3. **Retrieve the Trace:**
Run the provided trace reader utility (e.g., `read_shm`) to print the collected trace. The utility reads:
- The trace length from index 0.
- The subsequent basic block IDs from the shared memory region.
## Appendix: Understanding LLVM IR and API Usage
### Structure of LLVM IR
LLVM IR is a low-level, platform-independent intermediate representation designed for high-level program analysis and optimization. Its hierarchical structure is as follows:
1. **Module:**
- The top-level container for LLVM IR.
- Contains all functions, global variables, type declarations, and metadata.
- Represents a complete translation unit or program.
2. **Function:**
- Represents a callable unit of code (similar to functions in C/C++).
- Contains a signature (return type, parameters, calling convention) and a list of basic blocks.
- The pass iterates over functions to instrument basic blocks and collect CFG data.
3. **Basic Block:**
- A sequence of instructions with a single entry and single exit.
- Contains no internal branches; control can only enter at the beginning and exit at the end.

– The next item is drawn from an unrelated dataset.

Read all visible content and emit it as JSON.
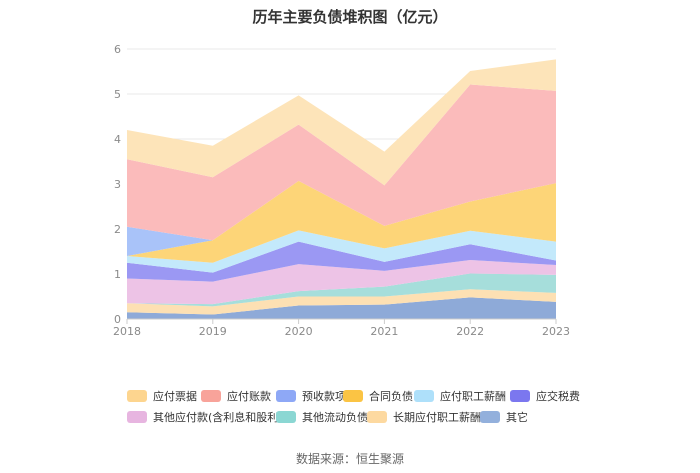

- Our pass inserts an instrumentation call at the start of each basic block.
4. **Instruction:**
- The atomic operations within a basic block (arithmetic, memory access, control flow, etc.).

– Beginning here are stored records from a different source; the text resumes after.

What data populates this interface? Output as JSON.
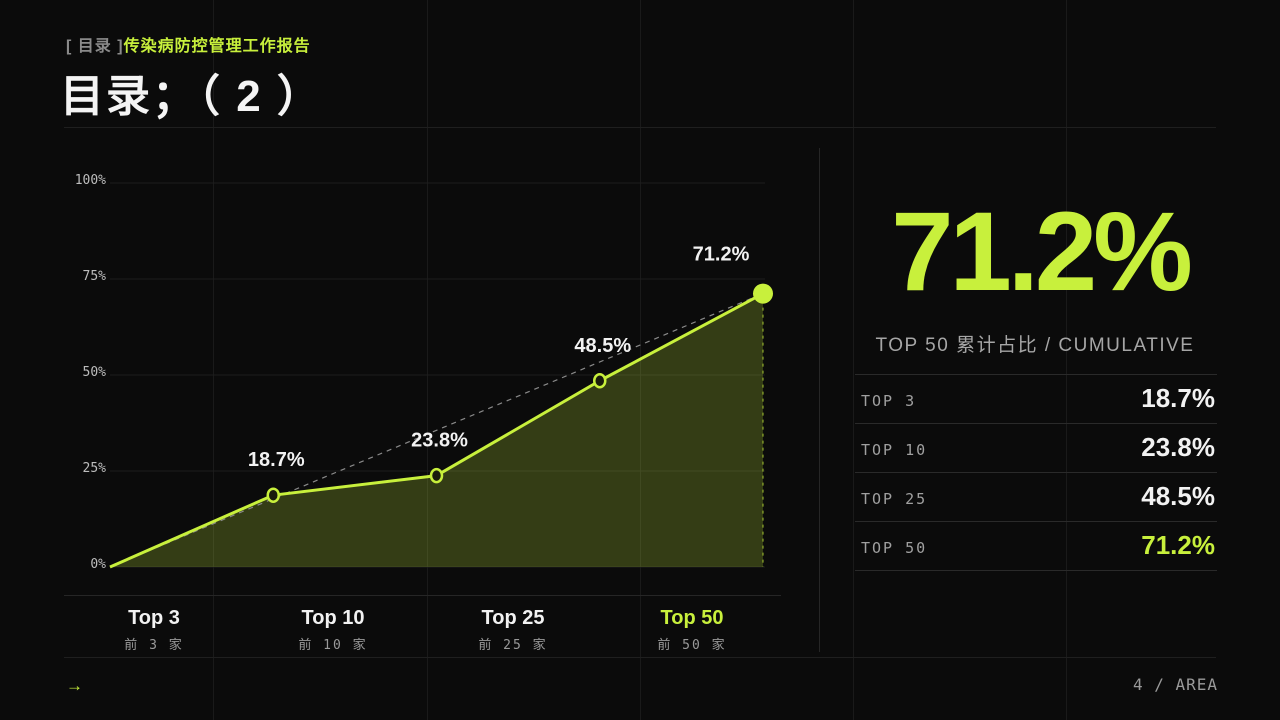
{
  "header": {
    "crumb_open": "[ 目录 ]",
    "crumb_name": "传染病防控管理工作报告",
    "title": "目录；（ 2 ）"
  },
  "colors": {
    "accent": "#c8f03c",
    "background": "#0b0b0b"
  },
  "chart_data": {
    "type": "area",
    "categories": [
      "Top 3",
      "Top 10",
      "Top 25",
      "Top 50"
    ],
    "category_sublabels": [
      "前 3 家",
      "前 10 家",
      "前 25 家",
      "前 50 家"
    ],
    "x": [
      0,
      1,
      2,
      3,
      4
    ],
    "values": [
      0,
      18.7,
      23.8,
      48.5,
      71.2
    ],
    "point_labels": [
      "18.7%",
      "23.8%",
      "48.5%",
      "71.2%"
    ],
    "yticks": [
      "0%",
      "25%",
      "50%",
      "75%",
      "100%"
    ],
    "ylim": [
      0,
      100
    ],
    "trend_line": "dashed linear 0 → 71.2",
    "grid": true
  },
  "summary": {
    "big_value": "71.2%",
    "caption": "TOP 50 累计占比 / CUMULATIVE",
    "rows": [
      {
        "label": "TOP 3",
        "value": "18.7%"
      },
      {
        "label": "TOP 10",
        "value": "23.8%"
      },
      {
        "label": "TOP 25",
        "value": "48.5%"
      },
      {
        "label": "TOP 50",
        "value": "71.2%"
      }
    ]
  },
  "footer": {
    "arrow": "→",
    "page": "4 / AREA"
  }
}
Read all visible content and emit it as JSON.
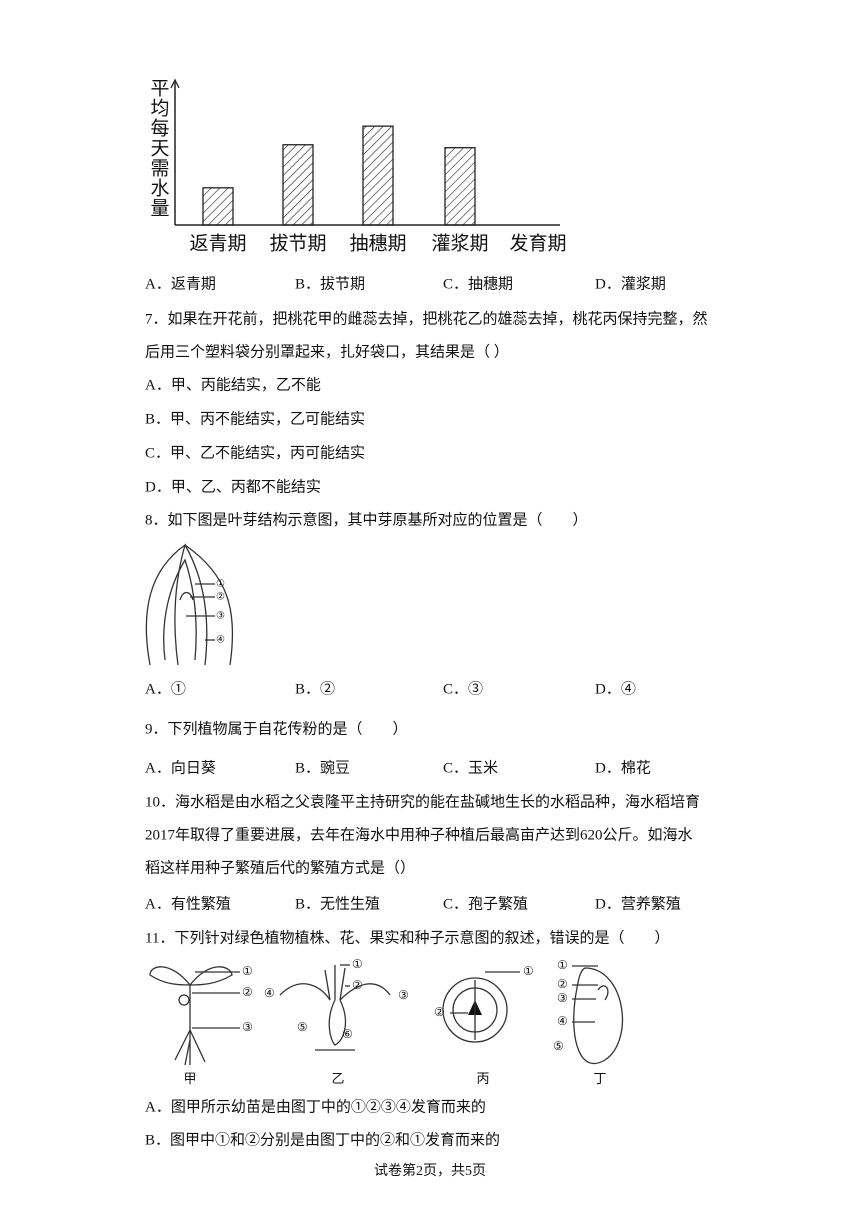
{
  "chart": {
    "type": "bar",
    "y_label": "平均每天需水量",
    "categories": [
      "返青期",
      "拔节期",
      "抽穗期",
      "灌浆期",
      "发育期"
    ],
    "values": [
      38,
      82,
      101,
      79,
      null
    ],
    "ylim": [
      0,
      140
    ]
  },
  "q6": {
    "options": [
      "A．返青期",
      "B．拔节期",
      "C．抽穗期",
      "D．灌浆期"
    ]
  },
  "q7": {
    "stem": [
      "7．如果在开花前，把桃花甲的雌蕊去掉，把桃花乙的雄蕊去掉，桃花丙保持完整，然",
      "后用三个塑料袋分别罩起来，扎好袋口，其结果是（ ）"
    ],
    "options": [
      "A．甲、丙能结实，乙不能",
      "B．甲、丙不能结实，乙可能结实",
      "C．甲、乙不能结实，丙可能结实",
      "D．甲、乙、丙都不能结实"
    ]
  },
  "q8": {
    "stem": [
      "8．如下图是叶芽结构示意图，其中芽原基所对应的位置是（　　）"
    ],
    "figure_labels": [
      "①",
      "②",
      "③",
      "④"
    ],
    "options": [
      "A．①",
      "B．②",
      "C．③",
      "D．④"
    ]
  },
  "q9": {
    "stem": [
      "9．下列植物属于自花传粉的是（　　）"
    ],
    "options": [
      "A．向日葵",
      "B．豌豆",
      "C．玉米",
      "D．棉花"
    ]
  },
  "q10": {
    "stem": [
      "10．海水稻是由水稻之父袁隆平主持研究的能在盐碱地生长的水稻品种，海水稻培育",
      "2017年取得了重要进展，去年在海水中用种子种植后最高亩产达到620公斤。如海水",
      "稻这样用种子繁殖后代的繁殖方式是（）"
    ],
    "options": [
      "A．有性繁殖",
      "B．无性生殖",
      "C．孢子繁殖",
      "D．营养繁殖"
    ]
  },
  "q11": {
    "stem": [
      "11．下列针对绿色植物植株、花、果实和种子示意图的叙述，错误的是（　　）"
    ],
    "figures": [
      {
        "caption": "甲",
        "labels": [
          "①",
          "②",
          "③"
        ]
      },
      {
        "caption": "乙",
        "labels": [
          "①",
          "②",
          "③",
          "④",
          "⑤",
          "⑥"
        ]
      },
      {
        "caption": "丙",
        "labels": [
          "①",
          "②"
        ]
      },
      {
        "caption": "丁",
        "labels": [
          "①",
          "②",
          "③",
          "④",
          "⑤"
        ]
      }
    ],
    "options": [
      "A．图甲所示幼苗是由图丁中的①②③④发育而来的",
      "B．图甲中①和②分别是由图丁中的②和①发育而来的"
    ]
  },
  "footer": "试卷第2页，共5页"
}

- The pass does not modify these instructions but inserts new ones to record execution information.
### LLVM API Usage in the Instrumentation Pass
Our instrumentation pass leverages several LLVM APIs:
- **ModulePass / PassInfoMixin:**
The pass is implemented as a module-level pass using LLVM’s new pass manager. By subclassing `PassInfoMixin`, the pass implements:
```cpp
PreservedAnalyses run(Module &M, ModuleAnalysisManager &AM);
```
This method provides access to the entire module, enabling iteration over all functions.

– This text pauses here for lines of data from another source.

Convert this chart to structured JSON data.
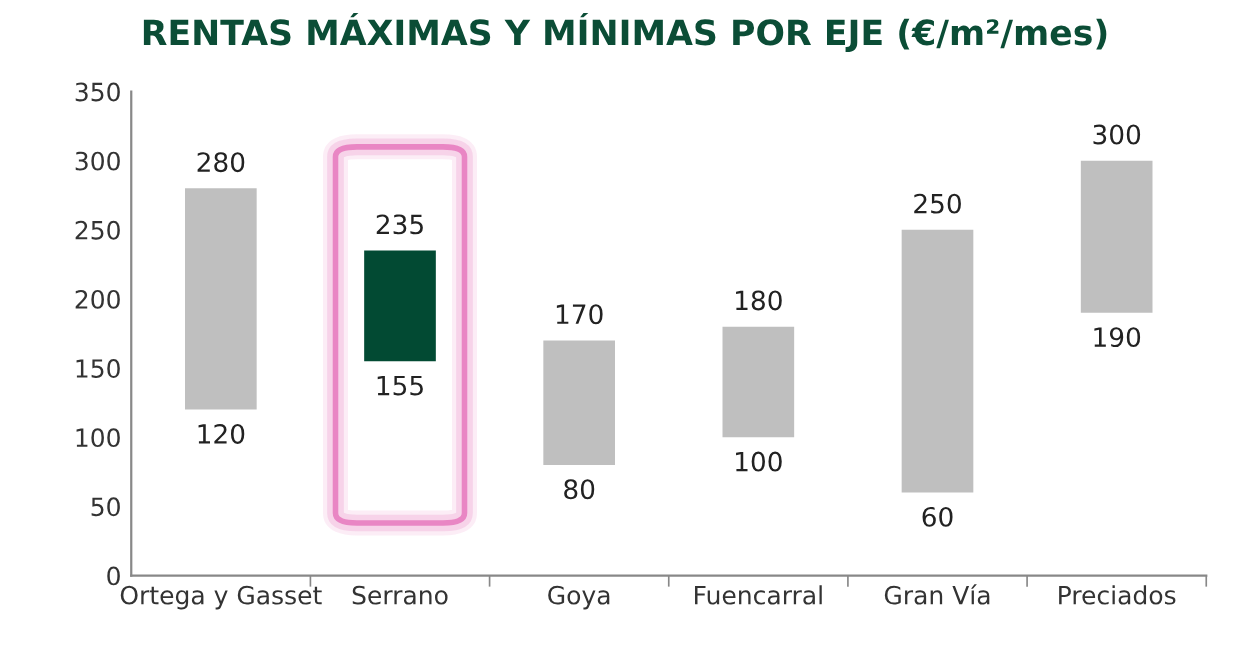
{
  "chart_data": {
    "type": "bar",
    "title": "RENTAS MÁXIMAS Y MÍNIMAS POR EJE (€/m²/mes)",
    "categories": [
      "Ortega y Gasset",
      "Serrano",
      "Goya",
      "Fuencarral",
      "Gran Vía",
      "Preciados"
    ],
    "base": [
      120,
      155,
      80,
      100,
      60,
      190
    ],
    "values": [
      160,
      80,
      90,
      80,
      190,
      110
    ],
    "colors": [
      "#bfbfbf",
      "#024a33",
      "#bfbfbf",
      "#bfbfbf",
      "#bfbfbf",
      "#bfbfbf"
    ],
    "ylim": [
      0,
      350
    ],
    "yticks": [
      0,
      50,
      100,
      150,
      200,
      250,
      300,
      350
    ],
    "grid": false,
    "annotations": [
      {
        "text": "280",
        "x": "Ortega y Gasset",
        "y": 280
      },
      {
        "text": "120",
        "x": "Ortega y Gasset",
        "y": 120
      },
      {
        "text": "235",
        "x": "Serrano",
        "y": 235
      },
      {
        "text": "155",
        "x": "Serrano",
        "y": 155
      },
      {
        "text": "170",
        "x": "Goya",
        "y": 170
      },
      {
        "text": "80",
        "x": "Goya",
        "y": 80
      },
      {
        "text": "180",
        "x": "Fuencarral",
        "y": 180
      },
      {
        "text": "100",
        "x": "Fuencarral",
        "y": 100
      },
      {
        "text": "250",
        "x": "Gran Vía",
        "y": 250
      },
      {
        "text": "60",
        "x": "Gran Vía",
        "y": 60
      },
      {
        "text": "300",
        "x": "Preciados",
        "y": 300
      },
      {
        "text": "190",
        "x": "Preciados",
        "y": 190
      }
    ]
  }
}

- **Function and BasicBlock Iteration:**
The pass iterates over functions and their basic blocks:
```cpp
for (Function &F : M) {
if (F.isDeclaration()) continue;
for (BasicBlock &BB : F) {
// Assign a unique ID and insert instrumentation.
}
}
```
This is used to assign unique IDs to basic blocks and to collect CFG data (entry and exit points).
- **IRBuilder:**
`IRBuilder<>` simplifies the creation and insertion of new instructions. In our pass, it is used to insert a call to `__coverage_push(uint32_t)` at the beginning of each basic block.
- **GlobalVariable:**
The pass declares or retrieves a global variable (e.g., `__coverage_shm`) representing the shared memory pointer. This is used by the inserted instrumentation code to update the execution trace.
- **Atomic Operations:**
Although our pass delegates atomic updates to a runtime helper, LLVM provides APIs (such as `CreateAtomicRMW`) for generating atomic instructions directly in IR if inline atomic operations are desired.
- **File I/O:**
To output CFG information, the pass uses `raw_fd_ostream` to write a JSON file (`cfg.json`) containing each function’s entry block and exit blocks.
Understanding these LLVM concepts and APIs helps in grasping the design and implementation of our instrumentation pass, and offers insights into how similar passes can be developed and extended.